I grew up in the diverse neighborhoods of NYC. My education has been from public schools, which are home to people with such colorful backgrounds. In the present, I attend New York University. I'm majoring in Economics.
Can you describe the highs and lows of your college experience?
Saving best for last, let's start with the lows first. When I began my college career, one of the lowest lows was not knowing what to major in. As a first generation college student, it was overwhelming to not know what to expect or receive guidance from an immediate relative in NYC who had gone through the process in a generation before mine. A high was getting the first hand experience in attaining a high quality education. Another high was the excitement of starting my internship at Money Mentor. The free food also rules, in both places!
What was most stressful to you about paying for college if you could pick out one thing? Why?

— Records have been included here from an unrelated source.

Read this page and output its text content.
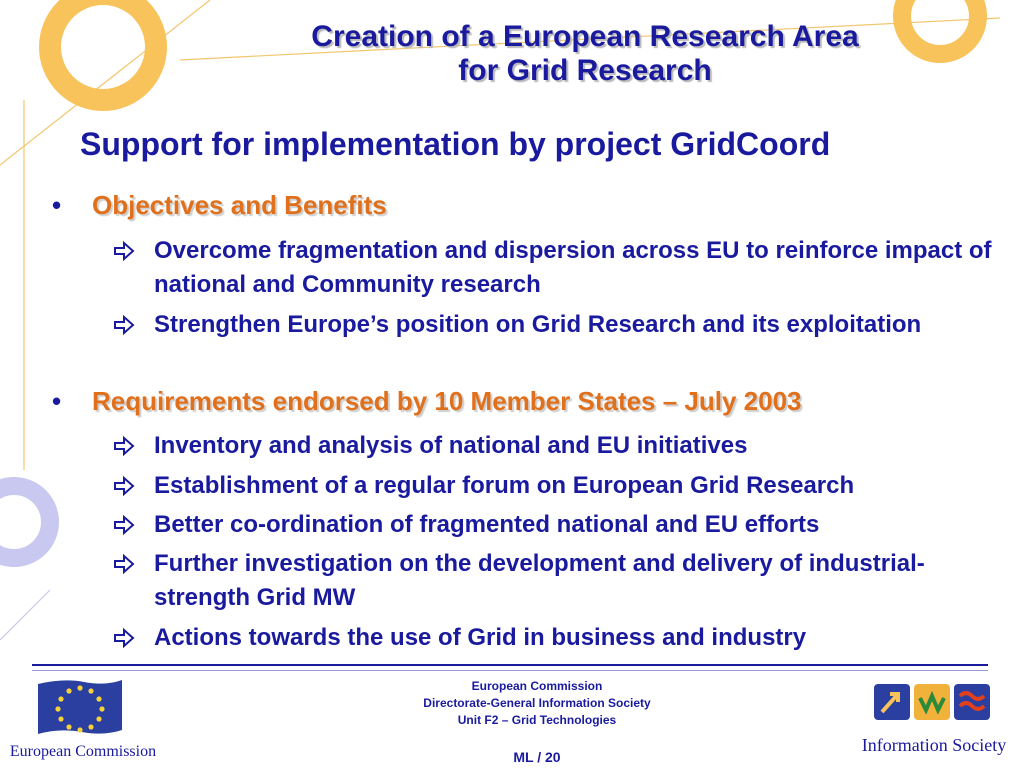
Creation of a European Research Area
for Grid Research
Support for implementation by project GridCoord
• Objectives and Benefits
Overcome fragmentation and dispersion across EU to reinforce impact of national and Community research
Strengthen Europe’s position on Grid Research and its exploitation
• Requirements endorsed by 10 Member States – July 2003
Inventory and analysis of national and EU initiatives
Establishment of a regular forum on European Grid Research
Better co-ordination of fragmented national and EU efforts
Further investigation on the development and delivery of industrial-strength Grid MW
Actions towards the use of Grid in business and industry
European Commission
European Commission
Directorate-General Information Society
Unit F2 – Grid Technologies
ML / 20
Information Society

One of the most stressful parts about paying for college would have to be the financial aid forms. As a senior in high school, I had the luck of having my older sister help me complete the forms. Though it was still difficult trying to understand the bulk of information needed to successfully complete them.
Who helped you navigate paying for college?
My older sister has been my bolster and light of guidance throughout the college application and financial aid process. I also had help from my high school advisors. Though they weren't available after school hours so it was difficult not being able to ask someone a question once school was over for the day.
What are you majoring in and why? What has been your favorite class?
I'm majoring in Economics because it's a powerful tool. Economics is applicable to everyday society and has a huge impact on quality of life. My favorite class has been Intermediate Macroeconomics, which is the study of the economy at the national level. It's important to understand how countries progress and economic growth is a large driving factor.
What do you hope to do with your career? What city or profession do you envision yourself in?
Because I am not sure about my major, I am not sure what career I will end up doing. However, I have always known that I want it to have action and to be with people. In other words, a boring desk job is not what interests me. I want the work I do to expose me to different things every single day.
What do you do for fun?
College has been a series of study sessions and homework hours. Though in my free time, I work as the Secretary of the United Nations Association of NYU. We work to advocate and support the Sustainable Development Goals. I also love writing and am the Youth Ambassador of a South African humanitarian organization called SPICE4LIFE. When it comes to the weekends, my main priority is relaxing. I own a library of books, which is my oasis.
What is your biggest piece of advice for college so far?
My biggest piece of advice for college is to keep an open mind. This may sound too broad or vague but it can apply to anything. Whether it's a major, a class, a dorm, or even a new set of clothes. The only way to grow is by stepping out of your comfort zone. It's okay to not know where you're going immediately. Feel out the unfamiliar and learn about yourself. Education is not limited to the classroom.
Why do you like about being a Money Mentor?
I like being a Money Mentor because it gives me hope. The vision of Money Mentor is a rare finding in a world that did not do enough of a job in addressing the struggles of students applying for higher education. Student debt is an explosive problem which hinders the lifestyles and dreams of college graduates. Sometimes students don't even complete their degree because of financial hardships. Money Mentor is a relief and an inspiration for the everyday student. It's a friend, a mentor, and a form of guidance. On the internal side, the Money Mentor team is filled with talented and passionate thinkers. It's a pleasure to work with them.
What's one thing that you learned while being a Money Mentor?
One thing I learned is that what you see is not always reality. The sticker price of colleges is not a stubborn, rigid numbers. There are ways around it through forms of scholarships and grants. Another route is appealing for for more aid, which is something I didn't know about before I met Money Mentor.